Was I in an orphanage? Part 2

Well, Noah didn't forget about the pictures and yesterday, with John and I, he saw his sweet bio mother's face for the first time. He teared up and got sad because he says he misses her so much. I of course became defensive! I hate that feeling! I am an adult! Why does a child's emotions about a mother who gave him life bring that out in me?! Anyway, John, the ever loving, non-emotional man that he is, offered to put the picture in a frame in his room. What?!!!! You want to put the 'nother mother in his room?! I wanted to deck him! Ok, I will admit John had the "right" response, but I still wanted to deck him! Luckily, God was gracious to me even in my jealousy and Noah just said he wanted the pictures in his baby scrapbook that he LOVES to look at so tha the can see them when he wants to! Ok, now I feel better! :)

It is crazy that I would get so defensive. But he is MINE! I am the one who has had to deal with the anger, who wipes the hiny and the tears! I am the one who has to explain why he is living with us instead of the mother who grew him in her tummy. I have to say that I used to have no sympathy for bio mothers. I know it sounds like I still don't! That is not true. Just a mommy trying to deal with a sons questions that bring up fears and scary thoughts of life later. Just dealing with my own insecurities as a mommy (thank you all for your kind comments in part one of this post!).

Honestly, God taught me so much when I met NOah's birth mom. There were some things that made me really dread meeting her. But when I met her, I was overcome with love and compassion! Here sat a woman who lived life the only way she knew how. God taught me so much in that moment about my world! It was the beginning of lessons I would need to work in Liberia, West Africa. I cannot look at everyone through the eyes of my middle class, white, American world. No, the choices this young lady made did not make sense to me. But as I sat adn visited with her, I realized that in her world, they made perfect sense! They were all she knew!

So the pictures will go in the Scrapbook and Noah will know that a precious young mother mad the most selfless decision she could ever make and gave him a life that she could not. He will know that God ordained him for our family and we are so thankful. We pray for his mother. We will always pray for her. And one day, if Noah feels the need to know her, I will stand beside him as we find her and welcome her into our family as God welcomed me into His!

2 comments:

Crystal said...

Wow, what a good post!! I so appreciate your honesty and I learn so much from you!! Have you read any of "Black Baby, White Hands"? It is good from the perspective of his loss. I can't identify, I was born and stayed in my birth family. I can't imagine how torn Noah must be, between you and " Nother Mother" What a sweet little guy you have!! Love you!!

Karen said...

Ok, I just got caught up on your blog. What a huge heart you have!
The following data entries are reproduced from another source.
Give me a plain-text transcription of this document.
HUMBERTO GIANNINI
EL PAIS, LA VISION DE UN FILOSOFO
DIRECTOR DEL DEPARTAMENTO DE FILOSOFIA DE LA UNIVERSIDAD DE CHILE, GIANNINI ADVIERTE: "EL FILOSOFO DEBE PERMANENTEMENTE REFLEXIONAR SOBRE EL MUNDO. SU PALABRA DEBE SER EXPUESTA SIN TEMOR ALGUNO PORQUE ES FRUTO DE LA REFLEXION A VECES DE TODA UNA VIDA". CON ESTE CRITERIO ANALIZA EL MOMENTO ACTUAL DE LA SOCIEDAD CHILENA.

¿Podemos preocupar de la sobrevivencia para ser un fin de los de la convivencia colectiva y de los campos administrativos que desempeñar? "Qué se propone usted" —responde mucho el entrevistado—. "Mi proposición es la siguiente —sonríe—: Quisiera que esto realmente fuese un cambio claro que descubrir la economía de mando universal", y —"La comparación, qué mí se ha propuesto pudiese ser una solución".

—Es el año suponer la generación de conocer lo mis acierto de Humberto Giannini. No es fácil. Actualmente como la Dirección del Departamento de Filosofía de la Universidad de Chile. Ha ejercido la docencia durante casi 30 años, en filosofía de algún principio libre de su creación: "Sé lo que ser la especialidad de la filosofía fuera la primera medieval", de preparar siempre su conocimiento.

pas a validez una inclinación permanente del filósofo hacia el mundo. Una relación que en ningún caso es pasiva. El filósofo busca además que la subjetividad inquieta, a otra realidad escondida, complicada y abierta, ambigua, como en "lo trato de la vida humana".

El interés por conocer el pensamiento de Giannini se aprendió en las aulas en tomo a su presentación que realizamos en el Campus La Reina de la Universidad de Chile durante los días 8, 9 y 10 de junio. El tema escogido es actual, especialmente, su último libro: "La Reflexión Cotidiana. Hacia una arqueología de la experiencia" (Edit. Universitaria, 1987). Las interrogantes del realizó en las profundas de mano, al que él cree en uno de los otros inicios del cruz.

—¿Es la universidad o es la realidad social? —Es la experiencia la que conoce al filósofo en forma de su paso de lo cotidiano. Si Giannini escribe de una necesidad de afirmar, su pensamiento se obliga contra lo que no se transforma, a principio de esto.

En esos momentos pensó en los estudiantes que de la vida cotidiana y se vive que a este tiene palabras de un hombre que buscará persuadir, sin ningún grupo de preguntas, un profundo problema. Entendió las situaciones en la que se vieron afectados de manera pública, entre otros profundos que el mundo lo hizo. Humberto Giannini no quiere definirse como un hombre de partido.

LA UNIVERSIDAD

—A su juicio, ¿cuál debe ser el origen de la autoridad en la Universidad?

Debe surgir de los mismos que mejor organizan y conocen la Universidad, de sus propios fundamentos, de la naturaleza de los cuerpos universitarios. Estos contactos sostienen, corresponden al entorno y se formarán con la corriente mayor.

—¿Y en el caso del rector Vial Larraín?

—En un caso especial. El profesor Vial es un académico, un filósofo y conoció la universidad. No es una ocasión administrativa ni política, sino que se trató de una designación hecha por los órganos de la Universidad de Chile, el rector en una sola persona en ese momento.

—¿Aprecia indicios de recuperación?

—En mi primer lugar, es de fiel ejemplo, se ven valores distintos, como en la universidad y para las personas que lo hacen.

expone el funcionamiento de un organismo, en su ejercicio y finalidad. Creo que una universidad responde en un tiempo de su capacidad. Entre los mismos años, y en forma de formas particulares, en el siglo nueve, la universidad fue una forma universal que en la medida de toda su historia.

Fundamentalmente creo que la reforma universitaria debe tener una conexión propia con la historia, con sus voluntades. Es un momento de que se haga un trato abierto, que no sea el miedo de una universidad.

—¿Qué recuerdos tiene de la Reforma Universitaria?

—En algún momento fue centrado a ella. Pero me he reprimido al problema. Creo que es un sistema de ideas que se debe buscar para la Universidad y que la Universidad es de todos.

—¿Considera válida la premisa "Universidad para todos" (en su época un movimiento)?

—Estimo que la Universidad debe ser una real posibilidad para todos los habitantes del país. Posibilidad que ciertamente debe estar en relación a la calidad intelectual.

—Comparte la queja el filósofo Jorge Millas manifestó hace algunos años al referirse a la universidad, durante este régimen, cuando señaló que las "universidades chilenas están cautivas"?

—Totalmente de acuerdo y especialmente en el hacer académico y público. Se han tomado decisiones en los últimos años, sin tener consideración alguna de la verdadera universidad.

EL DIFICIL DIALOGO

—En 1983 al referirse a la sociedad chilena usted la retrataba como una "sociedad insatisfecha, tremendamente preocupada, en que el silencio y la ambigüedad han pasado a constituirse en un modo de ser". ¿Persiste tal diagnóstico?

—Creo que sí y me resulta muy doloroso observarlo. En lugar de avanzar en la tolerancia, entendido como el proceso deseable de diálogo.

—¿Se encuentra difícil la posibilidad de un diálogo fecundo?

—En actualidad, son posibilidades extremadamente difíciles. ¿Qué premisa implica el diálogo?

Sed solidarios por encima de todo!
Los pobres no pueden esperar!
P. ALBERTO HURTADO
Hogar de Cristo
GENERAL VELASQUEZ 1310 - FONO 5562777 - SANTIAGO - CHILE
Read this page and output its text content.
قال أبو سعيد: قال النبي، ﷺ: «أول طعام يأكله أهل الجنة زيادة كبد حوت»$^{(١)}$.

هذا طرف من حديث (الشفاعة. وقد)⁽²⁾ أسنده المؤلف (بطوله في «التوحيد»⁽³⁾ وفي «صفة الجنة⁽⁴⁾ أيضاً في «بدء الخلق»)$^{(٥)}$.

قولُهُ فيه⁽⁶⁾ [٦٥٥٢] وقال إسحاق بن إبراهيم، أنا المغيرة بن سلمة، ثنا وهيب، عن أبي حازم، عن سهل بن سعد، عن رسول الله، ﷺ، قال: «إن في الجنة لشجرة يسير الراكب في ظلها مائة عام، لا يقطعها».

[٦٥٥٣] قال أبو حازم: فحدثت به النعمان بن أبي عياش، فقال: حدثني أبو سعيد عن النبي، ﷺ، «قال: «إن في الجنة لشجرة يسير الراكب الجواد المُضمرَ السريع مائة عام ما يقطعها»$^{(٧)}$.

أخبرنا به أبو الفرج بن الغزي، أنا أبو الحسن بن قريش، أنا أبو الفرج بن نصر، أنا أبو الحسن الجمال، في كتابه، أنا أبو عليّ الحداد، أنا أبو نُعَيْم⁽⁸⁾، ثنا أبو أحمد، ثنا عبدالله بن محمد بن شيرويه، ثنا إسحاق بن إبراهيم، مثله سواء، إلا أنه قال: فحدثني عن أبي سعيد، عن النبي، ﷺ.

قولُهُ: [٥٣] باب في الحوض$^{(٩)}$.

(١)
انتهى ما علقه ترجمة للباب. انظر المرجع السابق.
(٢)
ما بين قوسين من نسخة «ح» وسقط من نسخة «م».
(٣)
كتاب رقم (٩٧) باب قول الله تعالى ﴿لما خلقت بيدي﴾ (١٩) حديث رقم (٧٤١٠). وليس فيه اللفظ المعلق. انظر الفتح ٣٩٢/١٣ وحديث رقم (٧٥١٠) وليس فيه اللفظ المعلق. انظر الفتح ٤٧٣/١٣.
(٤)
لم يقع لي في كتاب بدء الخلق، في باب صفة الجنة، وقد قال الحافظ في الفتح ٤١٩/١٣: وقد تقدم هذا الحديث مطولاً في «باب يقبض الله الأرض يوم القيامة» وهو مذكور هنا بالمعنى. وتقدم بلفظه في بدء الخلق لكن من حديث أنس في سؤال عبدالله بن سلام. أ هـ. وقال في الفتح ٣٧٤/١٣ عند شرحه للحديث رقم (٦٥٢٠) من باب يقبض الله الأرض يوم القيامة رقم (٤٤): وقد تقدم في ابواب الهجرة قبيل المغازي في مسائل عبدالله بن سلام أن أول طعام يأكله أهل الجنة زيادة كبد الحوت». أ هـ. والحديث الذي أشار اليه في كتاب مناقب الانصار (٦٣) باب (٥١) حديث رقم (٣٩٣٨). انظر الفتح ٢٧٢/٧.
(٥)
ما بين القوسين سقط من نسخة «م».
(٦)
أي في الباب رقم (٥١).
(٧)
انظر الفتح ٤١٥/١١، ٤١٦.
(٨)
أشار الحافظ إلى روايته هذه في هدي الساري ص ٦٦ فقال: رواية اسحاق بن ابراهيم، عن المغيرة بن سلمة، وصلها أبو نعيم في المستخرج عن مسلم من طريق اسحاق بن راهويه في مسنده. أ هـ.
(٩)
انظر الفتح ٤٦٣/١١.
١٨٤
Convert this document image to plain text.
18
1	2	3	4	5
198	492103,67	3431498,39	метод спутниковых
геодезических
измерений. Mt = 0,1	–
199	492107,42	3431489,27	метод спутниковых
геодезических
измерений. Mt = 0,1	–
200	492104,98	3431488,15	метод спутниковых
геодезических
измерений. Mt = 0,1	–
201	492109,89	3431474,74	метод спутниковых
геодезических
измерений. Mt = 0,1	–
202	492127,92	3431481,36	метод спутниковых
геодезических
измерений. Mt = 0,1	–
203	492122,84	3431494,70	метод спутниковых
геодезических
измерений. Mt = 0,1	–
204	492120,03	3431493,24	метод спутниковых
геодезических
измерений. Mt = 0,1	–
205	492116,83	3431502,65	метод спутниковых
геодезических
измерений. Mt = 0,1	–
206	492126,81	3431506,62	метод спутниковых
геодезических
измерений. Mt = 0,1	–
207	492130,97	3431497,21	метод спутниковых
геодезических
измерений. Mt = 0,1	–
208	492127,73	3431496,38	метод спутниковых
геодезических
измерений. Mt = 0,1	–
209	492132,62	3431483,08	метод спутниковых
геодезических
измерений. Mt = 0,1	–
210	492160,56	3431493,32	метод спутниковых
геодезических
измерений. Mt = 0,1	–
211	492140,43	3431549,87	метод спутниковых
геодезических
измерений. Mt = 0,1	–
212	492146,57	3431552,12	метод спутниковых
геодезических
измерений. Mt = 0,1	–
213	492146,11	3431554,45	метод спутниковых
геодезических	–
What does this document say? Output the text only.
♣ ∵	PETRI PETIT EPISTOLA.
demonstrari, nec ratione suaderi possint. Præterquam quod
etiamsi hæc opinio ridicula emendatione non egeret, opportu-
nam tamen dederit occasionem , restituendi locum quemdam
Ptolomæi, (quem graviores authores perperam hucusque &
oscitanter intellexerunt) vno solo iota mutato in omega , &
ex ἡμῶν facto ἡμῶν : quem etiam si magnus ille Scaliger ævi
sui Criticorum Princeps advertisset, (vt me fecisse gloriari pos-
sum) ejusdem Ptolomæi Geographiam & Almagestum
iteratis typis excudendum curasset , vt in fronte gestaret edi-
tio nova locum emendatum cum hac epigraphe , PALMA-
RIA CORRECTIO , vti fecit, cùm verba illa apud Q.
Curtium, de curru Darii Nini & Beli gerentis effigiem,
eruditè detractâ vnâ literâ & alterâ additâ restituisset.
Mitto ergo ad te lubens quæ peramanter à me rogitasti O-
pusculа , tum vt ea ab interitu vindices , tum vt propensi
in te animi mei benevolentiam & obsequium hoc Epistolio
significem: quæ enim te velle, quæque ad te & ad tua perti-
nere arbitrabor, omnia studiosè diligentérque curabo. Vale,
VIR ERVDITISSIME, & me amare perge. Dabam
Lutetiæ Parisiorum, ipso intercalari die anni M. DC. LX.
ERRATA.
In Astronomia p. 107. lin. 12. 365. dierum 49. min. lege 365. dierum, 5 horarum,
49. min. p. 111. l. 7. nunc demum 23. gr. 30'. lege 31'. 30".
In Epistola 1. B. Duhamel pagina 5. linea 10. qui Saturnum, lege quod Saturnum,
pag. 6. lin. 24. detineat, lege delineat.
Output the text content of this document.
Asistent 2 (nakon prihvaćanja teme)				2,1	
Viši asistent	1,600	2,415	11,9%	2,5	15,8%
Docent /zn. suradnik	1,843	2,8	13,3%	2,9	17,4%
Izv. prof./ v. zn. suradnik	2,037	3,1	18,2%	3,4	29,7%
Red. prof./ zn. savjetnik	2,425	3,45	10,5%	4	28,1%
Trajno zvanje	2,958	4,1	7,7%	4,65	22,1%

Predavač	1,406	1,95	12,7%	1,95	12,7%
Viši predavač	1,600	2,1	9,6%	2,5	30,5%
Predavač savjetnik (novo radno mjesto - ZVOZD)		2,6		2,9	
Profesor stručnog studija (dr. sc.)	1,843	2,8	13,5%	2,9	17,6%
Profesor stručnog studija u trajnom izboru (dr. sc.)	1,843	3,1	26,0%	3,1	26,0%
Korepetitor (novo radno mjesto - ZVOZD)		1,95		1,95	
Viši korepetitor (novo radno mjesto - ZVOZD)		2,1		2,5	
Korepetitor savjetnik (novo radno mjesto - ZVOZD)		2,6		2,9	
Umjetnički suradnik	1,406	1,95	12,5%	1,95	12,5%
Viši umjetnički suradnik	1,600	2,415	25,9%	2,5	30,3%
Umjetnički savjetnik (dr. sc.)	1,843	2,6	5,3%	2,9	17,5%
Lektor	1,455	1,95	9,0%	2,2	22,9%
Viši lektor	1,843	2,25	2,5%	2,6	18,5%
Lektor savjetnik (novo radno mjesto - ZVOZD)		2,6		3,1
I have to say GOOD JOB! You know my birth father left when I was just months old. I had so many questions about him as I grew up - my "missing him" feelings grew to be more just curiosity. However, my mom just painted a horrible picture of him (trying to prevent me from wanting to know him). If my mom would have been honest and more sensitive to my feelings, instead of dwelling in hers I think it would have protected me more. So I look at your post, and how you admit your feelings but was a true mom to Noah and not only encouraged him, but protected him. He's going to feel so safe with you, and know that he can come to you about anything! Good Job!